Feature: add blobless clone option

Problem

GDK clones of gitlab-org/gitlab are slow

Solution

Idea: allow passing an option to gdk so that it does a blobless clone.

https://git-scm.com/docs/git-clone#Documentation/git-clone.txt---filterltfilter-specgt

A blobless clone has the benefits of a shallow clone without the downsides. A more detailed description is in this blog post.

More detail

GDK already provides the option to install with shallow clone.

The benefit of this approach is that it is faster than a regular clone. A GitLab contributor recently reported in Slack that cloning gitlab-org/gitlab was taking over an hour so speedier clones are helpful for developer efficiency.

Shallow clones do have downsides, though:

  • Since the commit history is truncated, commands such as git merge-base or git log show different results than they would in a full clone
  • A git fetch operation in a shallow clone might end up downloading an almost-full commit history

As the GitHub blog says:

For these reasons we do not recommend shallow clones except for builds that delete the repository immediately afterwards. Fetching from shallow clones can cause more harm than good

Blobless clones, on the other hand, do not have these problems:

when running git fetch in a blobless clone, the server only sends the new commits and trees. The new blobs are downloaded only after a git checkout

blobless clones can perform commands like git merge-base, git log, or even git log -- with the same performance as a full clone.

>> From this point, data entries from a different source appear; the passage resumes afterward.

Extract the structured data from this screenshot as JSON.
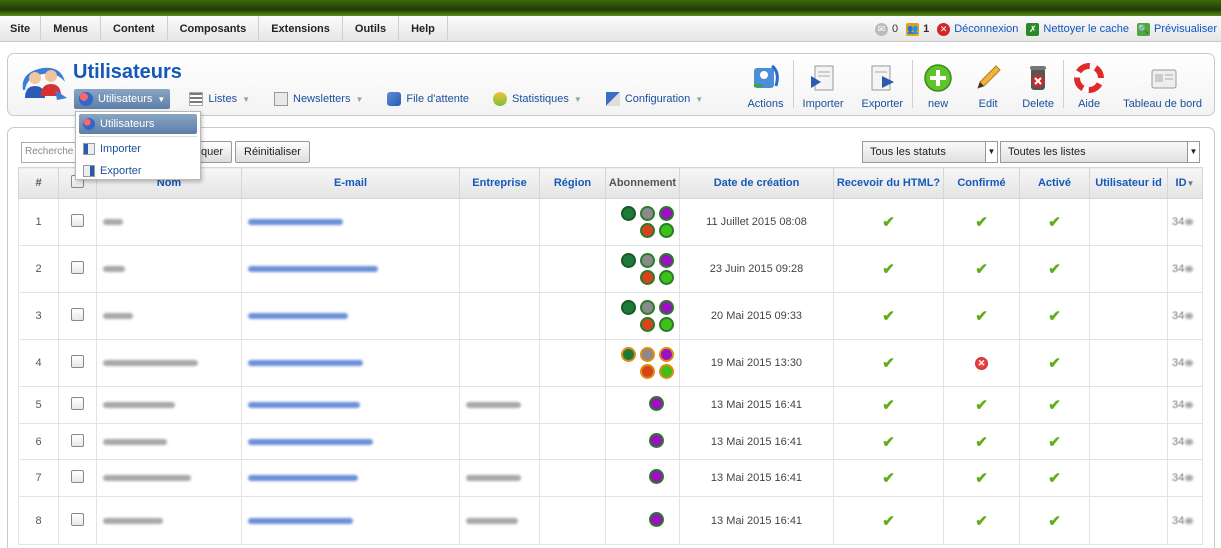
{
  "menubar": {
    "items": [
      "Site",
      "Menus",
      "Content",
      "Composants",
      "Extensions",
      "Outils",
      "Help"
    ],
    "status": {
      "messages_count": "0",
      "users_count": "1",
      "logout": "Déconnexion",
      "clear_cache": "Nettoyer le cache",
      "preview": "Prévisualiser"
    }
  },
  "header": {
    "title": "Utilisateurs"
  },
  "subnav": [
    {
      "label": "Utilisateurs",
      "has_arrow": true
    },
    {
      "label": "Listes",
      "has_arrow": true
    },
    {
      "label": "Newsletters",
      "has_arrow": true
    },
    {
      "label": "File d'attente",
      "has_arrow": false
    },
    {
      "label": "Statistiques",
      "has_arrow": true
    },
    {
      "label": "Configuration",
      "has_arrow": true
    }
  ],
  "dropdown": {
    "items": [
      "Utilisateurs",
      "Importer",
      "Exporter"
    ]
  },
  "toolbar": {
    "actions": "Actions",
    "import": "Importer",
    "export": "Exporter",
    "new": "new",
    "edit": "Edit",
    "delete": "Delete",
    "help": "Aide",
    "dashboard": "Tableau de bord"
  },
  "filters": {
    "search_placeholder": "Recherche",
    "apply_button": "quer",
    "reset_button": "Réinitialiser",
    "status_select": "Tous les statuts",
    "lists_select": "Toutes les listes"
  },
  "table": {
    "columns": [
      "#",
      "",
      "Nom",
      "E-mail",
      "Entreprise",
      "Région",
      "Abonnement",
      "Date de création",
      "Recevoir du HTML?",
      "Confirmé",
      "Activé",
      "Utilisateur id",
      "ID"
    ],
    "rows": [
      {
        "num": "1",
        "date": "11 Juillet 2015 08:08",
        "confirmed": true,
        "dots": "full-green",
        "id_prefix": "34"
      },
      {
        "num": "2",
        "date": "23 Juin 2015 09:28",
        "confirmed": true,
        "dots": "full-green",
        "id_prefix": "34"
      },
      {
        "num": "3",
        "date": "20 Mai 2015 09:33",
        "confirmed": true,
        "dots": "full-green",
        "id_prefix": "34"
      },
      {
        "num": "4",
        "date": "19 Mai 2015 13:30",
        "confirmed": false,
        "dots": "full-orange",
        "id_prefix": "34"
      },
      {
        "num": "5",
        "date": "13 Mai 2015 16:41",
        "confirmed": true,
        "dots": "single",
        "id_prefix": "34"
      },
      {
        "num": "6",
        "date": "13 Mai 2015 16:41",
        "confirmed": true,
        "dots": "single",
        "id_prefix": "34"
      },
      {
        "num": "7",
        "date": "13 Mai 2015 16:41",
        "confirmed": true,
        "dots": "single",
        "id_prefix": "34"
      },
      {
        "num": "8",
        "date": "13 Mai 2015 16:41",
        "confirmed": true,
        "dots": "single",
        "id_prefix": "34"
      }
    ]
  },
  "colors": {
    "accent": "#1459b8",
    "check": "#5fae1a",
    "dot_green": "#1e7a3a",
    "dot_grey": "#8a8a8a",
    "dot_purple": "#9b10c0",
    "dot_red": "#d8431a",
    "dot_lime": "#3ec01a",
    "topstrip": "#2d5208"
  }
}
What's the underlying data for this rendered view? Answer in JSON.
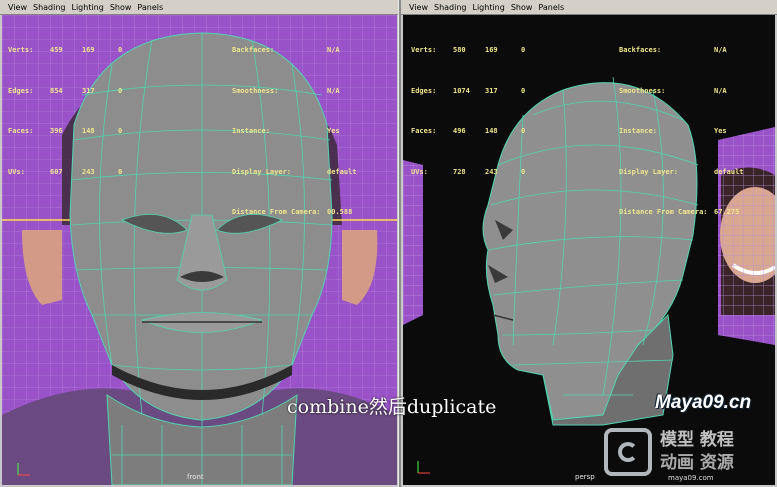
{
  "menu": [
    "View",
    "Shading",
    "Lighting",
    "Show",
    "Panels"
  ],
  "left": {
    "stats": [
      {
        "label": "Verts:",
        "a": "459",
        "b": "169",
        "c": "0"
      },
      {
        "label": "Edges:",
        "a": "854",
        "b": "317",
        "c": "0"
      },
      {
        "label": "Faces:",
        "a": "396",
        "b": "148",
        "c": "0"
      },
      {
        "label": "UVs:",
        "a": "607",
        "b": "243",
        "c": "0"
      }
    ],
    "info": [
      {
        "label": "Backfaces:",
        "value": "N/A"
      },
      {
        "label": "Smoothness:",
        "value": "N/A"
      },
      {
        "label": "Instance:",
        "value": "Yes"
      },
      {
        "label": "Display Layer:",
        "value": "default"
      },
      {
        "label": "Distance From Camera:",
        "value": "00.588"
      }
    ],
    "camera": "front"
  },
  "right": {
    "stats": [
      {
        "label": "Verts:",
        "a": "580",
        "b": "169",
        "c": "0"
      },
      {
        "label": "Edges:",
        "a": "1074",
        "b": "317",
        "c": "0"
      },
      {
        "label": "Faces:",
        "a": "496",
        "b": "148",
        "c": "0"
      },
      {
        "label": "UVs:",
        "a": "728",
        "b": "243",
        "c": "0"
      }
    ],
    "info": [
      {
        "label": "Backfaces:",
        "value": "N/A"
      },
      {
        "label": "Smoothness:",
        "value": "N/A"
      },
      {
        "label": "Instance:",
        "value": "Yes"
      },
      {
        "label": "Display Layer:",
        "value": "default"
      },
      {
        "label": "Distance From Camera:",
        "value": "67.275"
      }
    ],
    "camera": "persp"
  },
  "overlay_caption": "combine然后duplicate",
  "watermark": {
    "site": "Maya09.cn",
    "line1": "模型 教程",
    "line2": "动画 资源",
    "url": "maya09.com"
  },
  "colors": {
    "wire": "#4fd6b0",
    "mesh": "#8d8d8d",
    "bg_left": "#9a52c8",
    "bg_right": "#0b0b0b",
    "hud": "#f0e68c"
  }
}
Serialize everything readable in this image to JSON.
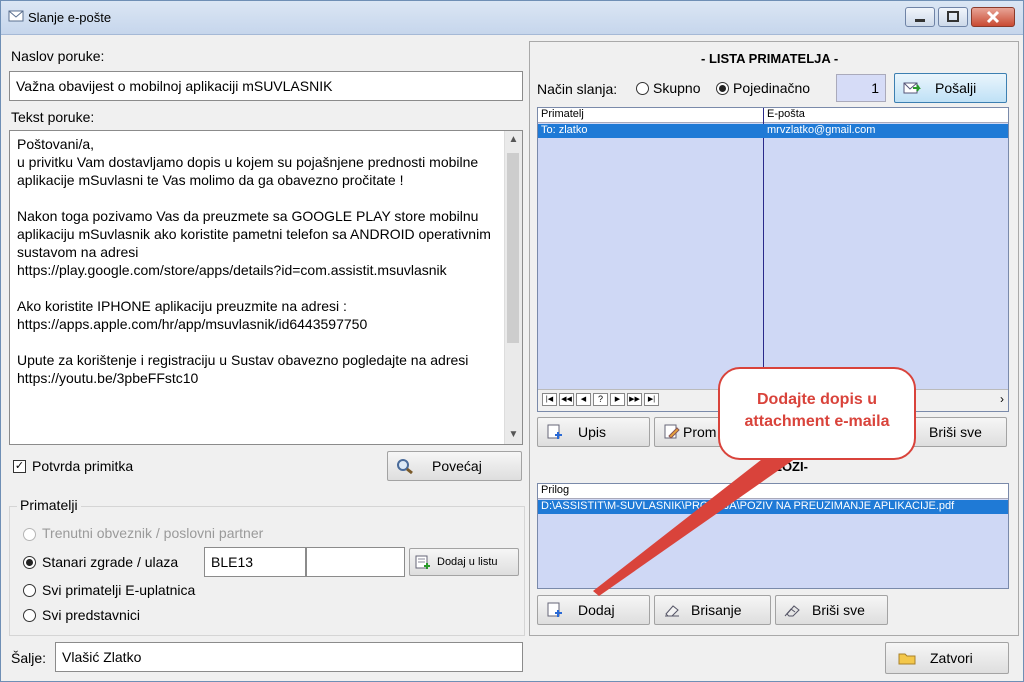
{
  "window": {
    "title": "Slanje e-pošte"
  },
  "left": {
    "subject_label": "Naslov poruke:",
    "subject_value": "Važna obavijest o mobilnoj aplikaciji mSUVLASNIK",
    "body_label": "Tekst poruke:",
    "body_text": "Poštovani/a,\nu privitku Vam dostavljamo dopis u kojem su pojašnjene prednosti mobilne aplikacije mSuvlasni te Vas molimo da ga obavezno pročitate !\n\nNakon toga pozivamo Vas da preuzmete sa GOOGLE PLAY store mobilnu aplikaciju mSuvlasnik ako koristite pametni telefon sa ANDROID operativnim sustavom na adresi\nhttps://play.google.com/store/apps/details?id=com.assistit.msuvlasnik\n\nAko koristite IPHONE aplikaciju preuzmite na adresi :\nhttps://apps.apple.com/hr/app/msuvlasnik/id6443597750\n\nUpute za korištenje i registraciju u Sustav obavezno pogledajte na adresi\nhttps://youtu.be/3pbeFFstc10",
    "receipt_label": "Potvrda primitka",
    "zoom_button": "Povećaj",
    "recipients_group": "Primatelji",
    "option_current": "Trenutni obveznik / poslovni partner",
    "option_tenants": "Stanari zgrade / ulaza",
    "building_code": "BLE13",
    "building_extra": "",
    "add_to_list_button": "Dodaj u listu",
    "option_all_eupl": "Svi primatelji E-uplatnica",
    "option_representatives": "Svi predstavnici",
    "sender_label": "Šalje:",
    "sender_value": "Vlašić Zlatko"
  },
  "right": {
    "list_title": "- LISTA PRIMATELJA -",
    "send_mode_label": "Način slanja:",
    "mode_group": "Skupno",
    "mode_individual": "Pojedinačno",
    "count": "1",
    "send_button": "Pošalji",
    "grid_col1": "Primatelj",
    "grid_col2": "E-pošta",
    "row1_recipient": "To:  zlatko",
    "row1_email": "mrvzlatko@gmail.com",
    "entry_button": "Upis",
    "change_button": "Prom",
    "delete_all_button": "Briši sve",
    "attachments_title": "RILOZI-",
    "attach_col": "Prilog",
    "attach_path": "D:\\ASSISTIT\\M-SUVLASNIK\\PRODAJA\\POZIV NA PREUZIMANJE APLIKACIJE.pdf",
    "add_button": "Dodaj",
    "remove_button": "Brisanje",
    "remove_all_button": "Briši sve",
    "close_button": "Zatvori"
  },
  "callout": {
    "line1": "Dodajte dopis u",
    "line2": "attachment e-maila"
  },
  "colors": {
    "selection": "#1f7ad6",
    "grid_bg": "#cfd8f5",
    "callout": "#d9433b"
  }
}
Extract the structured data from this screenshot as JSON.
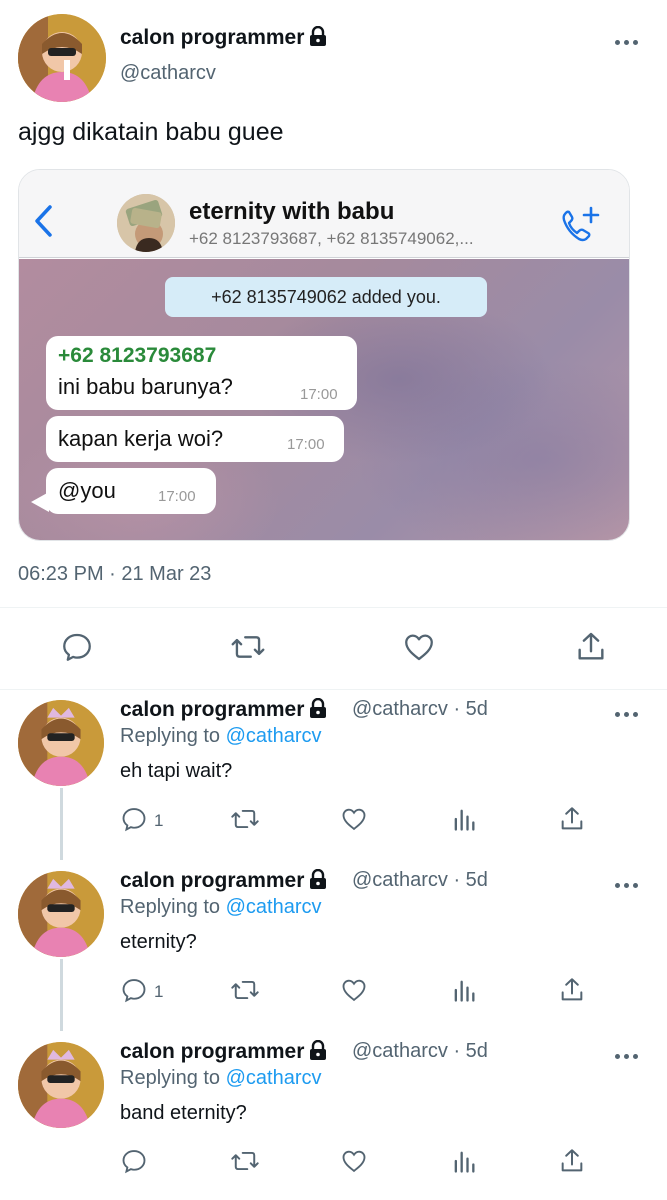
{
  "main_tweet": {
    "display_name": "calon programmer",
    "handle": "@catharcv",
    "text": "ajgg dikatain babu guee",
    "timestamp": "06:23 PM · 21 Mar 23"
  },
  "embedded_chat": {
    "group_name": "eternity with babu",
    "members": "+62 8123793687, +62 8135749062,...",
    "system_message": "+62 8135749062 added you.",
    "messages": [
      {
        "sender": "+62 8123793687",
        "text": "ini babu barunya?",
        "time": "17:00"
      },
      {
        "text": "kapan kerja woi?",
        "time": "17:00"
      },
      {
        "text": "@you",
        "time": "17:00"
      }
    ]
  },
  "replies": [
    {
      "display_name": "calon programmer",
      "meta": "@catharcv · 5d",
      "replying_prefix": "Replying to ",
      "replying_to": "@catharcv",
      "text": "eh tapi wait?",
      "reply_count": "1"
    },
    {
      "display_name": "calon programmer",
      "meta": "@catharcv · 5d",
      "replying_prefix": "Replying to ",
      "replying_to": "@catharcv",
      "text": "eternity?",
      "reply_count": "1"
    },
    {
      "display_name": "calon programmer",
      "meta": "@catharcv · 5d",
      "replying_prefix": "Replying to ",
      "replying_to": "@catharcv",
      "text": "band eternity?",
      "reply_count": ""
    }
  ],
  "icons": {
    "lock": "lock-icon",
    "more": "more-icon",
    "reply": "reply-icon",
    "retweet": "retweet-icon",
    "like": "like-icon",
    "views": "views-icon",
    "share": "share-icon",
    "back": "back-icon",
    "call": "add-call-icon"
  },
  "colors": {
    "accent": "#1d9bf0",
    "secondary_text": "#536471",
    "whatsapp_blue": "#1a73e8",
    "sender_green": "#2a8a3a"
  }
}
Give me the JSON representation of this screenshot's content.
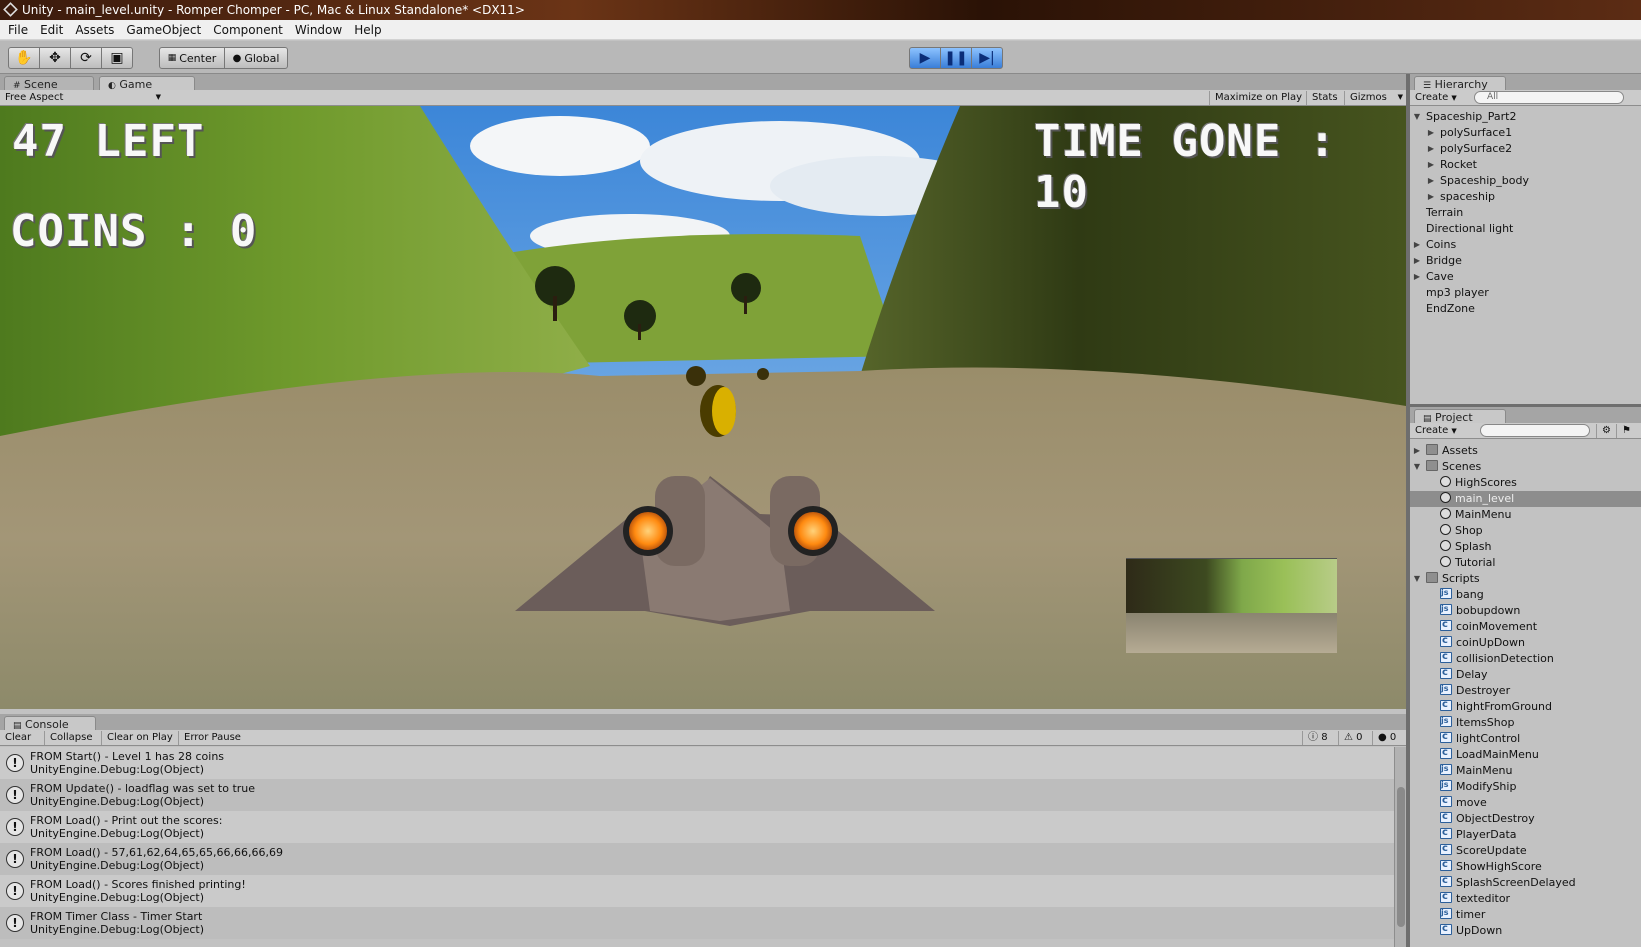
{
  "window": {
    "title": "Unity - main_level.unity - Romper Chomper - PC, Mac & Linux Standalone* <DX11>"
  },
  "menu": [
    "File",
    "Edit",
    "Assets",
    "GameObject",
    "Component",
    "Window",
    "Help"
  ],
  "toolbar": {
    "pivot_label": "Center",
    "space_label": "Global"
  },
  "scene_tabs": {
    "scene": "Scene",
    "game": "Game"
  },
  "game_bar": {
    "aspect": "Free Aspect",
    "maximize": "Maximize on Play",
    "stats": "Stats",
    "gizmos": "Gizmos"
  },
  "hud": {
    "left": "47 LEFT",
    "coins": "COINS : 0",
    "time": "TIME GONE : 10"
  },
  "hierarchy": {
    "title": "Hierarchy",
    "create": "Create",
    "search_placeholder": "All",
    "items": [
      {
        "label": "Spaceship_Part2",
        "expanded": true,
        "depth": 0,
        "arrow": true
      },
      {
        "label": "polySurface1",
        "expanded": false,
        "depth": 1,
        "arrow": true
      },
      {
        "label": "polySurface2",
        "expanded": false,
        "depth": 1,
        "arrow": true
      },
      {
        "label": "Rocket",
        "expanded": false,
        "depth": 1,
        "arrow": true
      },
      {
        "label": "Spaceship_body",
        "expanded": false,
        "depth": 1,
        "arrow": true
      },
      {
        "label": "spaceship",
        "expanded": false,
        "depth": 1,
        "arrow": true
      },
      {
        "label": "Terrain",
        "depth": 0,
        "arrow": false
      },
      {
        "label": "Directional light",
        "depth": 0,
        "arrow": false
      },
      {
        "label": "Coins",
        "expanded": false,
        "depth": 0,
        "arrow": true
      },
      {
        "label": "Bridge",
        "expanded": false,
        "depth": 0,
        "arrow": true
      },
      {
        "label": "Cave",
        "expanded": false,
        "depth": 0,
        "arrow": true
      },
      {
        "label": "mp3 player",
        "depth": 0,
        "arrow": false
      },
      {
        "label": "EndZone",
        "depth": 0,
        "arrow": false
      }
    ]
  },
  "project": {
    "title": "Project",
    "create": "Create",
    "items": [
      {
        "label": "Assets",
        "type": "folder",
        "expanded": false,
        "depth": 0
      },
      {
        "label": "Scenes",
        "type": "folder",
        "expanded": true,
        "depth": 0
      },
      {
        "label": "HighScores",
        "type": "unity",
        "depth": 1
      },
      {
        "label": "main_level",
        "type": "unity",
        "depth": 1,
        "selected": true
      },
      {
        "label": "MainMenu",
        "type": "unity",
        "depth": 1
      },
      {
        "label": "Shop",
        "type": "unity",
        "depth": 1
      },
      {
        "label": "Splash",
        "type": "unity",
        "depth": 1
      },
      {
        "label": "Tutorial",
        "type": "unity",
        "depth": 1
      },
      {
        "label": "Scripts",
        "type": "folder",
        "expanded": true,
        "depth": 0
      },
      {
        "label": "bang",
        "type": "js",
        "depth": 1
      },
      {
        "label": "bobupdown",
        "type": "js",
        "depth": 1
      },
      {
        "label": "coinMovement",
        "type": "cs",
        "depth": 1
      },
      {
        "label": "coinUpDown",
        "type": "cs",
        "depth": 1
      },
      {
        "label": "collisionDetection",
        "type": "cs",
        "depth": 1
      },
      {
        "label": "Delay",
        "type": "cs",
        "depth": 1
      },
      {
        "label": "Destroyer",
        "type": "js",
        "depth": 1
      },
      {
        "label": "hightFromGround",
        "type": "cs",
        "depth": 1
      },
      {
        "label": "ItemsShop",
        "type": "js",
        "depth": 1
      },
      {
        "label": "lightControl",
        "type": "cs",
        "depth": 1
      },
      {
        "label": "LoadMainMenu",
        "type": "cs",
        "depth": 1
      },
      {
        "label": "MainMenu",
        "type": "js",
        "depth": 1
      },
      {
        "label": "ModifyShip",
        "type": "js",
        "depth": 1
      },
      {
        "label": "move",
        "type": "cs",
        "depth": 1
      },
      {
        "label": "ObjectDestroy",
        "type": "cs",
        "depth": 1
      },
      {
        "label": "PlayerData",
        "type": "cs",
        "depth": 1
      },
      {
        "label": "ScoreUpdate",
        "type": "cs",
        "depth": 1
      },
      {
        "label": "ShowHighScore",
        "type": "cs",
        "depth": 1
      },
      {
        "label": "SplashScreenDelayed",
        "type": "cs",
        "depth": 1
      },
      {
        "label": "texteditor",
        "type": "cs",
        "depth": 1
      },
      {
        "label": "timer",
        "type": "js",
        "depth": 1
      },
      {
        "label": "UpDown",
        "type": "cs",
        "depth": 1
      }
    ]
  },
  "console": {
    "title": "Console",
    "buttons": [
      "Clear",
      "Collapse",
      "Clear on Play",
      "Error Pause"
    ],
    "counts": {
      "logs": "8",
      "warnings": "0",
      "errors": "0"
    },
    "entries": [
      {
        "line1": "FROM Start() - Level 1 has 28 coins",
        "line2": "UnityEngine.Debug:Log(Object)"
      },
      {
        "line1": "FROM Update() - loadflag was set to true",
        "line2": "UnityEngine.Debug:Log(Object)"
      },
      {
        "line1": "FROM Load() - Print out the scores:",
        "line2": "UnityEngine.Debug:Log(Object)"
      },
      {
        "line1": "FROM Load() - 57,61,62,64,65,65,66,66,66,69",
        "line2": "UnityEngine.Debug:Log(Object)"
      },
      {
        "line1": "FROM Load() - Scores finished printing!",
        "line2": "UnityEngine.Debug:Log(Object)"
      },
      {
        "line1": "FROM Timer Class - Timer Start",
        "line2": "UnityEngine.Debug:Log(Object)"
      }
    ]
  }
}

Commands like git diff or git blame require the contents of the paths to compute diffs, so these will trigger blob downloads the first time they are run. However, the good news is that after that you will have those blobs in your repository and do not need to download them a second time. Most developers only need to run git blame on a small number of files, so this tradeoff of a slightly slower git blame command is worth the faster clone and fetch times.